Developer Tools

viable/strict/1773038331: Support non-tensor attrs in __tensor_flatten__ (#176457)

PyTorch 2.4+ now lets custom tensor subclasses embed complex objects directly, enabling new distributed training patterns.

Deep Dive

The PyTorch core team has merged a significant pull request (#176457) that fundamentally expands what custom tensor subclasses can represent. Previously, the `__tensor_flatten__` protocol—used by PyTorch's internals to serialize and manipulate custom tensor types—could only return references to actual tensor data. This update allows the first return value to include 'opaque' objects, which are non-tensor Python objects like a `DeviceMesh` (a key abstraction in distributed training). These opaques are integrated into the flat argument list, receive indices, and become proper graph inputs and outputs, just like tensors.

This technical change required updates across multiple PyTorch subsystems to handle the new object type. Code in `subclass_parametrization`, `non_strict_utils`, FSDP's `_init_utils`, `common_utils`, `frontend_utils`, and `parametrize.py` was modified to iterate through `__tensor_flatten__` results without assuming every element was a tensor. For instance, `parametrize.py` now stores these opaque objects as plain attributes instead of parameters. The `SubclassCreationMeta.attrs` metadata includes an empty `OpaqueMeta` marker to distinguish these slots from differentiable tensor slots, which is critical for autograd operations that must skip non-differentiable data.

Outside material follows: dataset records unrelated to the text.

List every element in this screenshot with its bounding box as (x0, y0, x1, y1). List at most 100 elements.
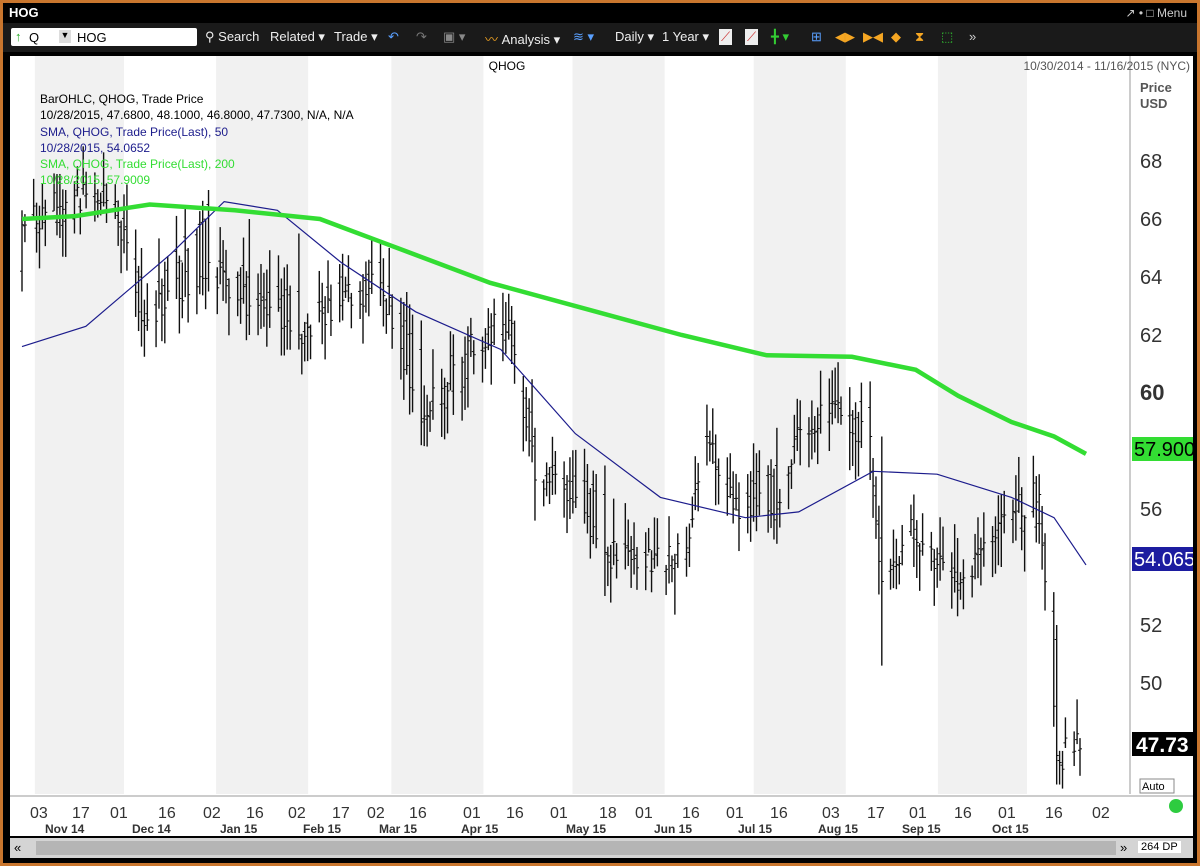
compress-v-icon[interactable]: ⧗ (915, 29, 925, 44)
ohlc-bar (908, 504, 913, 536)
tag-sma50-text: 54.065 (1134, 549, 1193, 571)
ohlc-bar (1002, 490, 1007, 534)
ohlc-bar (156, 238, 161, 309)
ohlc-bar (900, 524, 905, 566)
x-day-label: 16 (246, 805, 264, 822)
y-tick-label: 50 (1140, 673, 1162, 695)
ohlc-bar (451, 334, 456, 415)
x-day-label: 16 (682, 805, 700, 822)
x-month-label: Sep 15 (902, 822, 941, 836)
ohlc-bar (833, 367, 838, 419)
ohlc-bar (655, 518, 660, 567)
ohlc-bar (1037, 474, 1042, 544)
ohlc-bar (218, 227, 223, 285)
auto-button[interactable]: Auto (1139, 778, 1175, 794)
line-chart-icon[interactable]: ⟋ (719, 29, 733, 45)
ohlc-bar (509, 306, 514, 364)
month-band (391, 56, 484, 794)
ohlc-bar (856, 411, 861, 477)
redo-icon[interactable]: ↷ (416, 29, 427, 44)
ohlc-bar (608, 544, 613, 603)
symbol-input[interactable]: ↑ Q ▼ HOG (11, 28, 197, 46)
window-menu[interactable]: ↗ • □ Menu (1125, 6, 1187, 20)
x-day-label: 01 (110, 805, 128, 822)
studies-icon[interactable]: ≋ ▾ (573, 29, 595, 44)
related-menu[interactable]: Related ▾ (270, 29, 325, 44)
ohlc-bar (591, 470, 596, 545)
x-day-label: 02 (367, 805, 385, 822)
ohlc-bar (941, 526, 946, 571)
ohlc-bar (623, 503, 628, 570)
x-month-label: May 15 (566, 822, 606, 836)
analysis-menu[interactable]: 〰 Analysis ▾ (485, 32, 561, 47)
ohlc-bar (343, 276, 348, 298)
ohlc-bar (573, 449, 578, 509)
folder-icon[interactable]: ▣ ▾ (443, 29, 466, 44)
ohlc-bar (299, 333, 304, 375)
ohlc-bar (122, 194, 127, 254)
legend-sma200-label: SMA, QHOG, Trade Price(Last), 200 (40, 157, 235, 171)
price-chart[interactable]: 50 52 56 60 62 64 66 68 03 17 01 16 02 16 02 17 02 16 01 1… (10, 56, 1193, 836)
ohlc-bar (387, 247, 392, 316)
ohlc-bar (1019, 487, 1024, 551)
ohlc-bar (716, 458, 721, 505)
symbol-text[interactable]: HOG (77, 30, 107, 45)
x-day-label: 01 (463, 805, 481, 822)
search-button[interactable]: ⚲ Search (205, 29, 259, 45)
zoom-icon[interactable]: ⊞ (811, 29, 822, 44)
y-tick-label: 66 (1140, 209, 1162, 231)
ohlc-bar (949, 552, 954, 609)
scroll-left-icon[interactable]: « (14, 840, 22, 855)
bar-chart-icon[interactable]: ⟋ (745, 29, 759, 45)
chart-area[interactable]: 50 52 56 60 62 64 66 68 03 17 01 16 02 16 02 17 02 16 01 1… (10, 56, 1193, 836)
x-month-label: Mar 15 (379, 822, 417, 836)
time-scrollbar[interactable]: « » 264 DP (10, 838, 1193, 858)
interval-menu[interactable]: Daily ▾ (615, 29, 655, 44)
ohlc-bar (1078, 738, 1082, 776)
scroll-right-icon[interactable]: » (1120, 840, 1128, 855)
undo-icon[interactable]: ↶ (388, 29, 399, 44)
ohlc-bar (349, 292, 354, 329)
ohlc-bar (463, 336, 468, 410)
chevron-down-icon[interactable]: ▼ (59, 30, 71, 43)
trade-menu[interactable]: Trade ▾ (334, 29, 378, 44)
compress-icon[interactable]: ▶◀ (863, 29, 883, 44)
scroll-lr-icon[interactable]: ◀▶ (835, 29, 855, 44)
ohlc-bar (917, 543, 922, 591)
tag-last: 47.73 (1132, 732, 1193, 757)
ohlc-bar (789, 459, 794, 489)
ohlc-bar (1075, 699, 1080, 745)
window-controls[interactable]: ↗ • □ (1125, 6, 1154, 20)
x-day-label: 01 (909, 805, 927, 822)
ohlc-bar (792, 414, 797, 464)
ohlc-bar (366, 259, 371, 317)
menu-button[interactable]: Menu (1156, 6, 1187, 20)
ohlc-bar (261, 272, 266, 327)
ohlc-bar (544, 462, 549, 497)
ohlc-bar (935, 547, 940, 588)
ohlc-bar (786, 466, 791, 510)
ohlc-bar (422, 385, 427, 447)
y-tick-label: 62 (1140, 325, 1162, 347)
scroll-thumb[interactable] (36, 841, 1116, 855)
ohlc-bar (276, 255, 281, 312)
x-day-label: 16 (1045, 805, 1063, 822)
ohlc-bar (958, 572, 963, 600)
crosshair-icon[interactable]: ╋ ▾ (771, 29, 789, 44)
ohlc-bar (970, 565, 975, 598)
select-icon[interactable]: ⬚ (941, 29, 954, 44)
ohlc-bar (264, 269, 269, 347)
more-icon[interactable]: » (969, 29, 977, 44)
related-label: Related (270, 29, 315, 44)
ohlc-bar (649, 550, 654, 593)
ohlc-bar (553, 451, 558, 495)
ohlc-bar (521, 376, 526, 452)
ohlc-bar (75, 166, 80, 197)
range-menu[interactable]: 1 Year ▾ (662, 29, 710, 44)
ohlc-bar (346, 255, 351, 303)
expand-v-icon[interactable]: ◆ (891, 29, 901, 44)
ohlc-bar (806, 417, 811, 468)
ohlc-bar (565, 475, 570, 534)
x-day-label: 01 (635, 805, 653, 822)
ohlc-bar (626, 519, 631, 567)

The addition is backed by a comprehensive new test suite (`test/test_opaque_obj_v2.py`) with 12 specific tests. These validate core functionality like backward passes with opaque attributes, support under `compiled_autograd`, correct behavior with shared opaque remapping, identity guarding for JIT compilation, and proper integration with export and FSDP. This enables researchers and framework developers to create tensor subclasses that natively encapsulate distributed computing layouts or other complex metadata, paving the way for more elegant and efficient model parallelization strategies directly within the tensor abstraction.

Key Points
  • Enables `__tensor_flatten__` to return non-tensor 'opaque' objects like DeviceMesh, integrating them into the computation graph.
  • Updated core subsystems (FSDP, export, parametrization) to handle opaques, marked by `OpaqueMeta` in `SubclassCreationMeta.attrs`.
  • Validated by 12 new tests covering backward passes, compiled autograd, shared remapping, and integration with export/FSDP.

Why It Matters

Enables cleaner, more powerful custom tensor types for distributed training and compilation, reducing boilerplate and potential errors.